Now, a larger ship - you used an aircraft carrier in size asa an \example of a ship that can take damage - stays combat ready longer. But EVERY destroyer-cruiser sized surface ship - without exception - is put out of action after ONE hit.
Every time.
Thanks Robert A. Cook, PE.
More importanly, this tilts the ballance from favoring jet aircraft...to favoring antiaircraft guns.

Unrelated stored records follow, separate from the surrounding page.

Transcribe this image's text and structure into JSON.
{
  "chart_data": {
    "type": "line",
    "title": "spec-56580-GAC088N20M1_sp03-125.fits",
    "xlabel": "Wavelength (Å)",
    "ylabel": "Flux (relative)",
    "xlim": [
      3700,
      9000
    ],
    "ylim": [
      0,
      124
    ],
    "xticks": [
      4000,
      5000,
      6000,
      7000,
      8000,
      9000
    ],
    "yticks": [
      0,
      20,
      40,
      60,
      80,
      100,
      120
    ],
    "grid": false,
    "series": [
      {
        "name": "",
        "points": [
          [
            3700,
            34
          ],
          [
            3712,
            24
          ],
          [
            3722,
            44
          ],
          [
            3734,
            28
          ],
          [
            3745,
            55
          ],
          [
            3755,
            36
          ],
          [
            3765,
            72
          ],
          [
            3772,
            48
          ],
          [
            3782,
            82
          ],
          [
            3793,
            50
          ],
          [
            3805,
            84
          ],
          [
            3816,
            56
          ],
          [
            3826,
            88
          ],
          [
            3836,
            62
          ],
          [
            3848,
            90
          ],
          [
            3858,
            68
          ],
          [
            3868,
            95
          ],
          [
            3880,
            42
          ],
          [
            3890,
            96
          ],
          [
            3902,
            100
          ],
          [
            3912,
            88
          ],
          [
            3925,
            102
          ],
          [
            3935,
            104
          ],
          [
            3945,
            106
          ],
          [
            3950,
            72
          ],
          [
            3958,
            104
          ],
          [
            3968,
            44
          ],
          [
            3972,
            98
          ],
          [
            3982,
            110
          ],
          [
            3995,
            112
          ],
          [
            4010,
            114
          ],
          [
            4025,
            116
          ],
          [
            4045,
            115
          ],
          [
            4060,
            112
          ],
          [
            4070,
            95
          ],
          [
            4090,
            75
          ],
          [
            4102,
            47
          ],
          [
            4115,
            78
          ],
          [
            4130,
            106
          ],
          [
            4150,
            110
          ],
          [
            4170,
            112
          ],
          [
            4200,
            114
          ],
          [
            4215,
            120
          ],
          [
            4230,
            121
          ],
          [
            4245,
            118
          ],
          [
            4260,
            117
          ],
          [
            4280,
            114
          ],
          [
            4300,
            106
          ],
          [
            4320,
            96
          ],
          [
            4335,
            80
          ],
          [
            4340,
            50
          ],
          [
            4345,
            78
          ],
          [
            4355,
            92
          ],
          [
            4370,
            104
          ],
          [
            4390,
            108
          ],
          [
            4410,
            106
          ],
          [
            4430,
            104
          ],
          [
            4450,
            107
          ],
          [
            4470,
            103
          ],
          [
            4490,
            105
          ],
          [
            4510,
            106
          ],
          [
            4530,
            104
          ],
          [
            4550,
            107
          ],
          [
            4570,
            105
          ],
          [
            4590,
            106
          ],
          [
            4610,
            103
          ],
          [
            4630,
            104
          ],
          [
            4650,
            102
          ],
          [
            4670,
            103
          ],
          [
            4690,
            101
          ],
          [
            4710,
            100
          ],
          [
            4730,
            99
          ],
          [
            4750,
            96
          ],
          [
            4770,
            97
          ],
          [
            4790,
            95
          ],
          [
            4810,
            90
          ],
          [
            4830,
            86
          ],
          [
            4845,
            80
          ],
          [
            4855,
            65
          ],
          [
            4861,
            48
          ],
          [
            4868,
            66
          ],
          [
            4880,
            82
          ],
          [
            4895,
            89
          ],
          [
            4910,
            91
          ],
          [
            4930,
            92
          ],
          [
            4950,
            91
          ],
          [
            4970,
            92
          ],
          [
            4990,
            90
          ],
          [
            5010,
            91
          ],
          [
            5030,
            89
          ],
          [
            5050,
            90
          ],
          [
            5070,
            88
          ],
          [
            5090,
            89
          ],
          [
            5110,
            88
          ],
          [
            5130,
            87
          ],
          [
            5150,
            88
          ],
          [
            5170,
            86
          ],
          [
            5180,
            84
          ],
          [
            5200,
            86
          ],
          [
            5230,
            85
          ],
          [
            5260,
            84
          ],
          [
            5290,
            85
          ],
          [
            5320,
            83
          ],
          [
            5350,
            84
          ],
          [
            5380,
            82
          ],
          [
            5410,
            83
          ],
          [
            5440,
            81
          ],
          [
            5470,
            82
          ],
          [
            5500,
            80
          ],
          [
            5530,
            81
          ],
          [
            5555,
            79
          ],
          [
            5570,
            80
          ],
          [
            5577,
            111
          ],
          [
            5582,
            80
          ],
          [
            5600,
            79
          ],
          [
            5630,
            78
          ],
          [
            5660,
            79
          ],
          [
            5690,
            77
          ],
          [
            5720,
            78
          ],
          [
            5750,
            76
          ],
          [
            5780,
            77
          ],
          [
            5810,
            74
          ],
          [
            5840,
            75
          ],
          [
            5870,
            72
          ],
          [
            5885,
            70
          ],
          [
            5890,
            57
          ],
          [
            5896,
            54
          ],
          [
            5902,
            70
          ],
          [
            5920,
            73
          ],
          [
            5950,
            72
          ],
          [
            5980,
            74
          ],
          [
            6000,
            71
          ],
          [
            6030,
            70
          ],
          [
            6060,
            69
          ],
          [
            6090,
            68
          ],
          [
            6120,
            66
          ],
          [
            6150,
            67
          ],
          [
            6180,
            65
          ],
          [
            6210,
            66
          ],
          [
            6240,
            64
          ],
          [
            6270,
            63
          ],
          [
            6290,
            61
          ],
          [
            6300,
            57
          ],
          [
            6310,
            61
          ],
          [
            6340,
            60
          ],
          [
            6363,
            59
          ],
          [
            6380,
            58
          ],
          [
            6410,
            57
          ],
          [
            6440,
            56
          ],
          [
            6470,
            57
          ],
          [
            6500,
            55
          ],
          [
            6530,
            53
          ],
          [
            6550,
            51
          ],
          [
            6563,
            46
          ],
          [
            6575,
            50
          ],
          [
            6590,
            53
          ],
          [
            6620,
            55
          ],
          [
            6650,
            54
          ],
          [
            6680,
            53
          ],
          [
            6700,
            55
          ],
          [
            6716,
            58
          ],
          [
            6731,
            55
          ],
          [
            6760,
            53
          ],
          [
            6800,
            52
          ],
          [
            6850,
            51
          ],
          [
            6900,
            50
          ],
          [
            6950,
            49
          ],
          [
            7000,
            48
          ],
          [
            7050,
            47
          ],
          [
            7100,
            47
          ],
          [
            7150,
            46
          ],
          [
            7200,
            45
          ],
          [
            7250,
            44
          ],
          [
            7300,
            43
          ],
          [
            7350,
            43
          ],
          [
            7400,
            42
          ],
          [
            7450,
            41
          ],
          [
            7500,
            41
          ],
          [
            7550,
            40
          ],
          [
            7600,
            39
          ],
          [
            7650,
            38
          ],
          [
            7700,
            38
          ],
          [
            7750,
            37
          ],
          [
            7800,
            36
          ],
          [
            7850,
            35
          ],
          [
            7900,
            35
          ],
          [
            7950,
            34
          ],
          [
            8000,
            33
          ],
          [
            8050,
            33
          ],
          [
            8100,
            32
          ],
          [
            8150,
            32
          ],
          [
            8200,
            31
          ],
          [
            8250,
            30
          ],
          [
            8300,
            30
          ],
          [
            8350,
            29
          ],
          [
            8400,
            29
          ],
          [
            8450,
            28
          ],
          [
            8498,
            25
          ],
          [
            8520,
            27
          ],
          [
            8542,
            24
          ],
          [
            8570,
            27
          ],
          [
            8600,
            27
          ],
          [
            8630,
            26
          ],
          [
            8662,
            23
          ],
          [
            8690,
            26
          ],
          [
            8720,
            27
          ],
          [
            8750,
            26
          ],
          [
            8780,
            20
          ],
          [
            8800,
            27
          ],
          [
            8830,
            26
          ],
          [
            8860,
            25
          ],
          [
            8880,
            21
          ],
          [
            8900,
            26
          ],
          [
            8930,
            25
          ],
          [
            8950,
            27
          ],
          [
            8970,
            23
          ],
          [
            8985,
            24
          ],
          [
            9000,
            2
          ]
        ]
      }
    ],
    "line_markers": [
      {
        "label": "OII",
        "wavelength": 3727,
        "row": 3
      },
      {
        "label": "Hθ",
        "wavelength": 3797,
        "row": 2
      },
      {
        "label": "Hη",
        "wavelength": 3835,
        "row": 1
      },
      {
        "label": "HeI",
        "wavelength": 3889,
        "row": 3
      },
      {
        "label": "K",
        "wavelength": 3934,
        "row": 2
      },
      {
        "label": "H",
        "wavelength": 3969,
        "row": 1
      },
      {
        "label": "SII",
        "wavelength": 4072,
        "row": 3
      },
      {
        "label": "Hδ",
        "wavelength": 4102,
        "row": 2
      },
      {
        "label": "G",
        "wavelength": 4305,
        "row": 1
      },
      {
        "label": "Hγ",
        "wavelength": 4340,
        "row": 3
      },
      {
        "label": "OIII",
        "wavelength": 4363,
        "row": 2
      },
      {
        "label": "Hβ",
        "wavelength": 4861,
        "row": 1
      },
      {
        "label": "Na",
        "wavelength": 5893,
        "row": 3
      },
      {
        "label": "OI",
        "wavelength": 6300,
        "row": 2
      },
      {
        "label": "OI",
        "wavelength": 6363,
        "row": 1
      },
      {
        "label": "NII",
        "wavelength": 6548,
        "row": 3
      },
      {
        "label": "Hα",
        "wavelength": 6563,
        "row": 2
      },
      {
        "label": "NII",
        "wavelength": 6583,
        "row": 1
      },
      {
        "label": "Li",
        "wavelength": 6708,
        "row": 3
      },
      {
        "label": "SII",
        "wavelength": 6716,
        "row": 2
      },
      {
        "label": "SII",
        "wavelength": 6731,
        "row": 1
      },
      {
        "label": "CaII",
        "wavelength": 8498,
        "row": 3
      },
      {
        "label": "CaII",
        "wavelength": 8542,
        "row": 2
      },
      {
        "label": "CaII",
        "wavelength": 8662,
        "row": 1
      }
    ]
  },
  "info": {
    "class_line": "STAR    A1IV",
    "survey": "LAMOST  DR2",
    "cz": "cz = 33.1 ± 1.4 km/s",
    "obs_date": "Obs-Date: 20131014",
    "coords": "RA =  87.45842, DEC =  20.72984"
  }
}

The kinetic dump alone will be sufficient to do tremendous damage to the ship. Tremendous damage. There is a real reason why close-range anti-missile defense systems have gone from gun-based CIWS like the Phalanx and GoalKeeper to missile based systems like the rolling airframe missile. Why? Because against supersonic anti-ship missiles (eg the old Sunburn, and the more modern Yakhont and supersonic Klub) even if the gun hits the missile directly the fragments will be moving so fast that the ship will, basically, get blasted by a gigantic supersonic shotgun. There are some tests (check YouTube) of the Indian-Russian BrahMos supersonic cruise missile,, whereby it hits a target dead Center. The missile doesn’t have a live warhead, but the devastation is interesting. At certain speeds a warhead is not necessary - the kinetic energy alone is more than sufficient. That projectile hitting the side of the ship at hypersonic speed will not make a small hole - the internal spall damage alone will be ridiculously damaging. It is like a larger and FAR faster version on the depleted uranium round the M1A2 Abrams fires at an enemy tank. A slender metal dart once it is out of it’s sabot, and when it hits it goes in and the spall makes whatever unfortunate soul was inside that T-72 experience a truly unique death. The rail gun would be like a giant Abrams firing a shot at hypersonic speed. Whatever gets hit will not have a small hole - it will be finished (whether it is fires or, at the very least, a mission kill). It is the same way a slender uranium dart from the Abrams main gun hits a T-72 and turns it’s insides into slapped hot metal and sheared hot flesh - just far far far faster and a whole lot more kinetic energy dump.
When the Navy finishes development and fields a rail gun system, my bet is they’re still not going to want to use it for naval gunfire support of Marines ashore.